Weintrauben und Rosinen: Gefährlich für Hunde

Auch wenn Hunde verschiedene Obstsorten essen dürfen: Weintrauben und Rosinen gehören nicht dazu. Sie zählen, zumindest, wenn sie in großen Mengen gefressen werden, zu den für Hunde giftigen Lebensmitteln.
Das Fressen von Weintrauben kann gefährlichen Folgen für Hunde haben – Bild: Shutterstock / Artem Kursin
Das Fressen von Weintrauben kann gefährlichen Folgen für Hunde haben – Bild: Shutterstock / Artem Kursin

Was genau an Weintrauben und Rosinen Vergiftungserscheinungen bei Hunden auslöst, wird zurzeit noch erforscht. Dass es an den Früchten selbst, und nicht an eventuellen Belastungen durch Spritzmittel liegt, scheint allerdings sicher, denn auch Tiere, die unbelastete Trauben oder Rosinen gefressen haben, wurden schon mit Vergiftungserscheinungen zum Tierarzt gebracht. Sie traten ein, nach dem das Tier größere Mengen gefressen hatte.

Weintrauben und Rosinen: Welche Menge ist giftig?

Etwa eine Menge von 10 bis 30 Gramm Weintrauben pro Kilogramm Körpergewicht sollen bei Hunden eine Vergiftung verursachen können. Bei einem 20 Kilogramm schweren Hund wären das also zwischen 200 und 600 Gramm. Bei Rosinen soll die gefährliche Menge bei etwa 2,8 Gramm pro Körpergewicht liegen, also für einen 20 Kilogramm schweren Hund bei etwa 56 Gramm. Die Symptome und Folgen einer Vergiftung können schwerwiegend sein.

Symptome einer Vergiftung

Bei einer Vergiftung mit Weintrauben oder Rosinen können Symptome wie apathisches Verhalten, Erbrechen, Durchfall und Probleme beim Wasserlassen auftreten. Bei betroffenen Tieren wird außerdem oft ein erhöhter Kalziumgehalt im Blut festgestellt. Im Ernstfall droht ein lebensbedrohliches Nierenversagen.

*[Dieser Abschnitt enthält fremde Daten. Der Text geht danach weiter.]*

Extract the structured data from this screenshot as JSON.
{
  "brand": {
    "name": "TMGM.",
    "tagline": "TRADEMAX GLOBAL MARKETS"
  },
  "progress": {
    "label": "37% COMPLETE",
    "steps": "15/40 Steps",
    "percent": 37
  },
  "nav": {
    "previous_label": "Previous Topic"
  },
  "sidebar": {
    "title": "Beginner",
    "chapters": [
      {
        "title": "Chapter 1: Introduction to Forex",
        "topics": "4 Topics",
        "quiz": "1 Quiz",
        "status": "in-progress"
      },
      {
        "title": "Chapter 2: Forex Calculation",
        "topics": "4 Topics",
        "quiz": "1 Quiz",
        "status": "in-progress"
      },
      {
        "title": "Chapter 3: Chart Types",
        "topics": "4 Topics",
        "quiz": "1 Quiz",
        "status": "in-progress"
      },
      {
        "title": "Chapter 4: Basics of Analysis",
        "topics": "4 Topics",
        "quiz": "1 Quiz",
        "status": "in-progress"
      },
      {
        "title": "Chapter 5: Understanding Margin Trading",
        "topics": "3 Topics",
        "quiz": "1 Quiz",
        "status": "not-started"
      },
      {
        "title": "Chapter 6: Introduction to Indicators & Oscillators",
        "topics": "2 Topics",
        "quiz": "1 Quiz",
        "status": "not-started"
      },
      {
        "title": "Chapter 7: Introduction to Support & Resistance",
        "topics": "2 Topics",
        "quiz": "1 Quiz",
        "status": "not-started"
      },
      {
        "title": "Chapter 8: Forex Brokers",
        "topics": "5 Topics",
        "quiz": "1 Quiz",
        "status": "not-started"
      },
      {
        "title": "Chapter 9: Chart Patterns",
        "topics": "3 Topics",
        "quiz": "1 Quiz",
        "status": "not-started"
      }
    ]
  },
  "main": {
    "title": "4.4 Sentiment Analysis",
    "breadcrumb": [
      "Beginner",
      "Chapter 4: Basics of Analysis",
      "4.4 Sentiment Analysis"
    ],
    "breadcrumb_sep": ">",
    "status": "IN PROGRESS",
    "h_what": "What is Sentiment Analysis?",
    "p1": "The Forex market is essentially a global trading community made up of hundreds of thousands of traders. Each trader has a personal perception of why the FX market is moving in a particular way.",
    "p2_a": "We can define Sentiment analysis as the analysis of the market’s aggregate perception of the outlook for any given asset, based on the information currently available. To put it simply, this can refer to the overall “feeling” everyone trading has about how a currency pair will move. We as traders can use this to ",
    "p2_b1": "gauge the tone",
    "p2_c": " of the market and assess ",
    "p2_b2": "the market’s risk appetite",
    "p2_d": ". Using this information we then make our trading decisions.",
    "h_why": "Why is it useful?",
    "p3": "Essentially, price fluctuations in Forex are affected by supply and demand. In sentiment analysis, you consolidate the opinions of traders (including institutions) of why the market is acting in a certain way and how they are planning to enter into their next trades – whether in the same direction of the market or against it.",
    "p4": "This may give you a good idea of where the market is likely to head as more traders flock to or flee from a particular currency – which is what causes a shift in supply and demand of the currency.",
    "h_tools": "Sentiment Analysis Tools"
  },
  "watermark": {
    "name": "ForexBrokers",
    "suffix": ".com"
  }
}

Hat Ihr Hund versehentlich eine kleine Menge Weintrauben oder Rosinen gefressen, sollten sich in der Regel keine Symptome einstellen – trotzdem ist es besser, das Obst immer außerhalb seiner Reichweite zu platzieren und im Fall der Fälle lieber einen Tierarzt aufzusuchen.

Bei Verdacht zum Tierarzt

Das Fressen von Weintrauben oder Rosinen löst nicht bei jedem Hund eine Vergiftung aus. Wenn Ihr Hund eine große Menge gefressen hat, sollten Sie mit ihm aber trotzdem lieber einen Tierarzt aufsuchen, um auf Nummer sicher zu gehen. Liegt wirklich eine Vergiftung vor, wird der Tiermediziner versuchen, dem Vierbeiner mit verschiedenen Therapiemöglichkeiten, zum Beispiel dem Legen von Infusionen, zu helfen.